Bruno Cathala
2 - 2
7 - 199
InteractionComponents & Design

It’s a beautiful day in the middle of the cherry blossom, the sun is shining, the birds are singing, flowers are in full bloom – and your army of geishas is invading the imperial garden. Wait, what? Army of geishas? Invading the garden? How does that make sense? Officially, I don’t know, because the English rules omit the reason there are geishas in the garden. They might be invading, they might be putting towels on the best spots to reserve them like German tourists – hell, for all I know, the game might be about the Japanese Jack the Ripper trying to leave four victims in a straight line. Fortunately, French and German get a better explanation of why you do what you do in Okiya: it’s a poetic interpretation of the competition between two geisha houses for the emperors favour. Great, I was a bit worried about the Jack the Ripper option for a moment. To be honest, I’m blowing this whole missing sentence out of proportion, this one missing sentence is the only thing I found to complain about, the rules are easy to understand and the components are great as well. The tile illustration are inspired by the Japanese Hanafuda (“flower card”) game and beautiful in a minimalistic way, and the writing on some of them spell out a poem in Japanese when taken together. And if you happen to read Japanese, which I don’t, but the translation is in the manual. It’s those little touches that make me happy.

The Flowers and the ... birds?
The Flowers and the … birds?

Anyway, now that you know why and with what you play, how about the how? Not a problem at all, because the rules for Okiya are as simple as can be while still making an interesting game. Each of the tiles in the random 4×4 grid show one plant (maple leaf, cherry tree, pine tree or iris) and one detail (rising sun, poetry ribbon, birds or rain). As there are 16 tiles, each combination exists exactly once. The first player may pick any of them and replace them with one of his geisha tokens. The next player is constrained in his decision now: he has to pick a tile with either the same plant or the same detail to place one of his geishas. His pick, in turn, restricts what the first player may do next. And so on, until one player wins by either having four of his geishas in a line, or in a 2×2 square, or by default because his opponent can not make a valid move. That’s it, all the rules for Okiya, no special cases or anything. The only thing we had to give a moment of thought was: what happens when all the tiles are gone? But even that is actually obvious, because the next player will be unable to make a valid move, so he lost.

The Garden Wars
The Garden Wars

Like I said, the rules couldn’t be easier. Playing the game, on the other hand, is not as easy as the rules look. Thinking ahead is key, even if a game of Okiya takes eight rounds at most before the whole board is taken. Nevertheless, you want to build your own position with opportunities to score while preventing your opponent from getting three pieces together because the last, winning move is often hard to avoid. But position is not everything, you also want to watch which tiles are still in the game because a line of three helps you nothing if there is no way left to get to that last tile. I don’t want to mislead you about the strategic depth of Okiya, we are talking about a game that is over in less than ten minutes, after all.
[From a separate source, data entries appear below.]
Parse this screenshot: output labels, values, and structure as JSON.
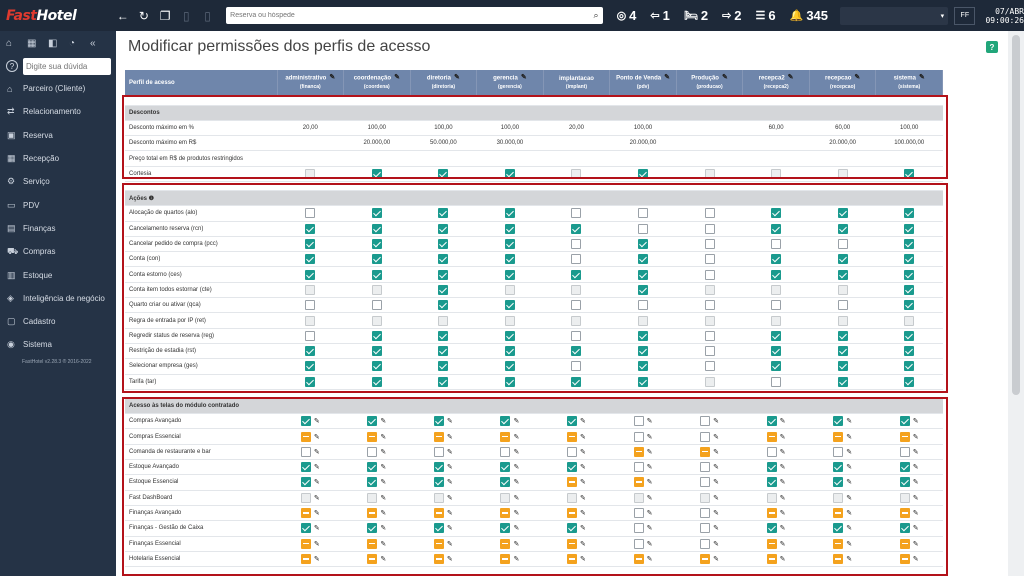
{
  "topbar": {
    "logo_fast": "Fast",
    "logo_hotel": "Hotel",
    "search_placeholder": "Reserva ou hóspede",
    "stats": [
      {
        "icon": "target-icon",
        "glyph": "◎",
        "value": "4"
      },
      {
        "icon": "checkin-icon",
        "glyph": "⇦",
        "value": "1"
      },
      {
        "icon": "bed-icon",
        "glyph": "🛏",
        "value": "2"
      },
      {
        "icon": "checkout-icon",
        "glyph": "⇨",
        "value": "2"
      },
      {
        "icon": "list-icon",
        "glyph": "☰",
        "value": "6"
      },
      {
        "icon": "bell-icon",
        "glyph": "🔔",
        "value": "345"
      }
    ],
    "user_initials": "FF",
    "date": "07/ABR",
    "time": "09:00:26"
  },
  "sidebar": {
    "search_placeholder": "Digite sua dúvida",
    "version": "FastHotel v2.28.3 ® 2016-2022",
    "items": [
      {
        "name": "parceiro",
        "icon": "⌂",
        "label": "Parceiro (Cliente)"
      },
      {
        "name": "relacionamento",
        "icon": "⇄",
        "label": "Relacionamento"
      },
      {
        "name": "reserva",
        "icon": "▣",
        "label": "Reserva"
      },
      {
        "name": "recepcao",
        "icon": "▦",
        "label": "Recepção"
      },
      {
        "name": "servico",
        "icon": "⚙",
        "label": "Serviço"
      },
      {
        "name": "pdv",
        "icon": "▭",
        "label": "PDV"
      },
      {
        "name": "financas",
        "icon": "▤",
        "label": "Finanças"
      },
      {
        "name": "compras",
        "icon": "⛟",
        "label": "Compras"
      },
      {
        "name": "estoque",
        "icon": "▥",
        "label": "Estoque"
      },
      {
        "name": "inteligencia",
        "icon": "◈",
        "label": "Inteligência de negócio"
      },
      {
        "name": "cadastro",
        "icon": "▢",
        "label": "Cadastro"
      },
      {
        "name": "sistema",
        "icon": "◉",
        "label": "Sistema"
      }
    ]
  },
  "main": {
    "title": "Modificar permissões dos perfis de acesso",
    "header_label": "Perfil de acesso",
    "profiles": [
      {
        "name": "administrativo",
        "code": "(financa)"
      },
      {
        "name": "coordenação",
        "code": "(coordena)"
      },
      {
        "name": "diretoria",
        "code": "(diretoria)"
      },
      {
        "name": "gerencia",
        "code": "(gerencia)"
      },
      {
        "name": "implantacao",
        "code": "(implant)",
        "no_edit": true
      },
      {
        "name": "Ponto de Venda",
        "code": "(pdv)"
      },
      {
        "name": "Produção",
        "code": "(producao)"
      },
      {
        "name": "recepca2",
        "code": "(recepca2)"
      },
      {
        "name": "recepcao",
        "code": "(recepcao)"
      },
      {
        "name": "sistema",
        "code": "(sistema)"
      }
    ],
    "sections": [
      {
        "title": "Descontos",
        "info": false,
        "rows": [
          {
            "label": "Desconto máximo em %",
            "type": "text",
            "values": [
              "20,00",
              "100,00",
              "100,00",
              "100,00",
              "20,00",
              "100,00",
              "",
              "60,00",
              "60,00",
              "100,00"
            ]
          },
          {
            "label": "Desconto máximo em R$",
            "type": "text",
            "values": [
              "",
              "20.000,00",
              "50.000,00",
              "30.000,00",
              "",
              "20.000,00",
              "",
              "",
              "20.000,00",
              "100.000,00"
            ]
          },
          {
            "label": "Preço total em R$ de produtos restringidos",
            "type": "text",
            "values": [
              "",
              "",
              "",
              "",
              "",
              "",
              "",
              "",
              "",
              ""
            ]
          },
          {
            "label": "Cortesia",
            "type": "check",
            "values": [
              "d",
              "1",
              "1",
              "1",
              "d",
              "1",
              "d",
              "d",
              "d",
              "1"
            ]
          }
        ]
      },
      {
        "title": "Ações",
        "info": true,
        "rows": [
          {
            "label": "Alocação de quartos (alo)",
            "type": "check",
            "values": [
              "0",
              "1",
              "1",
              "1",
              "0",
              "0",
              "0",
              "1",
              "1",
              "1"
            ]
          },
          {
            "label": "Cancelamento reserva (rcn)",
            "type": "check",
            "values": [
              "1",
              "1",
              "1",
              "1",
              "1",
              "0",
              "0",
              "1",
              "1",
              "1"
            ]
          },
          {
            "label": "Cancelar pedido de compra (pcc)",
            "type": "check",
            "values": [
              "1",
              "1",
              "1",
              "1",
              "0",
              "1",
              "0",
              "0",
              "0",
              "1"
            ]
          },
          {
            "label": "Conta (con)",
            "type": "check",
            "values": [
              "1",
              "1",
              "1",
              "1",
              "0",
              "1",
              "0",
              "1",
              "1",
              "1"
            ]
          },
          {
            "label": "Conta estorno (ces)",
            "type": "check",
            "values": [
              "1",
              "1",
              "1",
              "1",
              "1",
              "1",
              "0",
              "1",
              "1",
              "1"
            ]
          },
          {
            "label": "Conta item todos estornar (cte)",
            "type": "check",
            "values": [
              "d",
              "d",
              "1",
              "d",
              "d",
              "1",
              "d",
              "d",
              "d",
              "1"
            ]
          },
          {
            "label": "Quarto criar ou ativar (qca)",
            "type": "check",
            "values": [
              "0",
              "0",
              "1",
              "1",
              "0",
              "0",
              "0",
              "0",
              "0",
              "1"
            ]
          },
          {
            "label": "Regra de entrada por IP (ret)",
            "type": "check",
            "values": [
              "d",
              "d",
              "d",
              "d",
              "d",
              "d",
              "d",
              "d",
              "d",
              "d"
            ]
          },
          {
            "label": "Regredir status de reserva (reg)",
            "type": "check",
            "values": [
              "0",
              "1",
              "1",
              "1",
              "0",
              "1",
              "0",
              "1",
              "1",
              "1"
            ]
          },
          {
            "label": "Restrição de estadia (rst)",
            "type": "check",
            "values": [
              "1",
              "1",
              "1",
              "1",
              "1",
              "1",
              "0",
              "1",
              "1",
              "1"
            ]
          },
          {
            "label": "Selecionar empresa (ges)",
            "type": "check",
            "values": [
              "1",
              "1",
              "1",
              "1",
              "0",
              "1",
              "0",
              "1",
              "1",
              "1"
            ]
          },
          {
            "label": "Tarifa (tar)",
            "type": "check",
            "values": [
              "1",
              "1",
              "1",
              "1",
              "1",
              "1",
              "d",
              "0",
              "1",
              "1"
            ]
          }
        ]
      },
      {
        "title": "Acesso às telas do módulo contratado",
        "info": false,
        "rows": [
          {
            "label": "Compras Avançado",
            "type": "screen",
            "values": [
              "1",
              "1",
              "1",
              "1",
              "1",
              "0",
              "0",
              "1",
              "1",
              "1"
            ]
          },
          {
            "label": "Compras Essencial",
            "type": "screen",
            "values": [
              "p",
              "p",
              "p",
              "p",
              "p",
              "0",
              "0",
              "p",
              "p",
              "p"
            ]
          },
          {
            "label": "Comanda de restaurante e bar",
            "type": "screen",
            "values": [
              "0",
              "0",
              "0",
              "0",
              "0",
              "p",
              "p",
              "0",
              "0",
              "0"
            ]
          },
          {
            "label": "Estoque Avançado",
            "type": "screen",
            "values": [
              "1",
              "1",
              "1",
              "1",
              "1",
              "0",
              "0",
              "1",
              "1",
              "1"
            ]
          },
          {
            "label": "Estoque Essencial",
            "type": "screen",
            "values": [
              "1",
              "1",
              "1",
              "1",
              "p",
              "p",
              "0",
              "1",
              "1",
              "1"
            ]
          },
          {
            "label": "Fast DashBoard",
            "type": "screen",
            "values": [
              "d",
              "d",
              "d",
              "d",
              "d",
              "d",
              "d",
              "d",
              "d",
              "d"
            ]
          },
          {
            "label": "Finanças Avançado",
            "type": "screen",
            "values": [
              "p",
              "p",
              "p",
              "p",
              "p",
              "0",
              "0",
              "p",
              "p",
              "p"
            ]
          },
          {
            "label": "Finanças - Gestão de Caixa",
            "type": "screen",
            "values": [
              "1",
              "1",
              "1",
              "1",
              "1",
              "0",
              "0",
              "1",
              "1",
              "1"
            ]
          },
          {
            "label": "Finanças Essencial",
            "type": "screen",
            "values": [
              "p",
              "p",
              "p",
              "p",
              "p",
              "0",
              "0",
              "p",
              "p",
              "p"
            ]
          },
          {
            "label": "Hotelaria Essencial",
            "type": "screen",
            "values": [
              "p",
              "p",
              "p",
              "p",
              "p",
              "p",
              "p",
              "p",
              "p",
              "p"
            ]
          }
        ]
      }
    ]
  }
}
But for those ten minutes, you will want to concentrate. Or maybe for those thirty minutes, because the usual way to play is to two games out of three. The rules also suggest a mode where you score points based on how many tiles are left on the board when you win, but I prefer the two-out-of-three option because it saves you from counting points.

In the final verdict, all this leaves you with a game that you learn in less than a minute, carry in your hand luggage, can play on the crappy, small fold-out tables on an economy class flight and can play for two hours without getting bored. Or you can play it for twenty minutes while everyone else finishes the game you were eliminated from. Okiya is a short game that you can play as a filler, but that you don’t play only as a filler. A game that forces you to concentrate, but only in short bursts. A game that briefly worries you about burying geishas in your garden. A pretty cool little game when all is said and done.